Putting it all together, one can see how Northtown really is a transitional form from something perhaps looking back to the taxpayer strips of the 1930s and proto-strip centers like McCook, as the front parking is less, and buildings are closer to the street.



With Easttown and Westtown the fully developed strip center form is evident. Most of the parking is in the front and the L form of the center is stronger. Buildings are more integrated vs. the two big boxes somewhat separate from the center that one sees in Northtown. One also sees outlying buildings either in front or to the side of the main buildings; early versions of out lot development common in later strip centers.

Coming soon, a closer look at the Beerman towns, starting with Northtown.

5 comments:

index.php said...

Don't forget Southtown shopping center by Dayton Mall, where Elder Beerman had its store, having been shut out of the mall by Rikes.

Bruce Kettelle said...

You whould also include Main St in Trotwood. He puchased much of both sides of the street. The south side was developed with an L shaped center anchored by a Beerman Outlet store and a large grocery (now Trotwood Foodtown) and a bowling alley on the north side (dmolished in the late 90's)but was not able to generate enough momentum to develop the adjacent parcels which still sit empty.

Bruce Kettelle said...

Beerman also purchased a few large parcels south of Trotwood's Olde Town around the corner of Olive Rd and Trotwood Blvd back when the nearby subdivisions started building out. Unfortunately the building spurt soon ended on that side of town in the 1960's and they have been sitting on that vacant land ever since.

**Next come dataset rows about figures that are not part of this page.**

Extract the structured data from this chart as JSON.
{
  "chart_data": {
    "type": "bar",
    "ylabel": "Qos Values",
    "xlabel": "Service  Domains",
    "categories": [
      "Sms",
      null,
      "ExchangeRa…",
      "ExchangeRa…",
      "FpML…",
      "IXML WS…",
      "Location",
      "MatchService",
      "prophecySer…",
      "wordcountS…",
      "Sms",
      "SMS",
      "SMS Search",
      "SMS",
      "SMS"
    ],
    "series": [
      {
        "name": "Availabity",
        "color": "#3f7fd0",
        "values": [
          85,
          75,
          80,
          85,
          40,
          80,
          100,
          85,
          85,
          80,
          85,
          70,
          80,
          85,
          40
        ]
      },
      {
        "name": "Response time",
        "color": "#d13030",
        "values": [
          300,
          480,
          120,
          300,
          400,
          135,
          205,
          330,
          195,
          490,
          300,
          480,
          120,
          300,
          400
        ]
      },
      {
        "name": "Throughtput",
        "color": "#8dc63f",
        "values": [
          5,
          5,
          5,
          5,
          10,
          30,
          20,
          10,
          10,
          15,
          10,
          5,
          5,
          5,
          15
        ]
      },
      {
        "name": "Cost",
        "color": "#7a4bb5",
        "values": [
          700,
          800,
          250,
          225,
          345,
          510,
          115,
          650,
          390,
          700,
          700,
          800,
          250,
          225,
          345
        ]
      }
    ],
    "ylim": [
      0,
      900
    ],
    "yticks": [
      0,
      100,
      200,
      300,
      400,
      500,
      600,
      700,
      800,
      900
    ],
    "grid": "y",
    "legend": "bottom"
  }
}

I wonder if they have any undeveloped parcels in other communities.

Jefferey said...

I think I posted on the Trotwood development a year or two back, over at Urban Ohio..but not in the Beerman context.

Don't forget Southtown shopping center by Dayton Mall, where Elder Beerman had its store, having been shut out of the mall by Rikes.

Dayton Mall area development is another story. Beerman's interest there was more than their stand-alone department store.

Nana said...

Some corrections and additions: Westtown was constructed c.1956. The connector road behind it to Gettysburg was constructed in 1957. The Trotwood center was built c. 1960-61, and that Beerman store did not become an outlet until many years later. Originally it was a fully stocked, full service Beerman (later Elder-Beerman) store. It included a full-service auto center, as did the store at Northwest Plaza later on.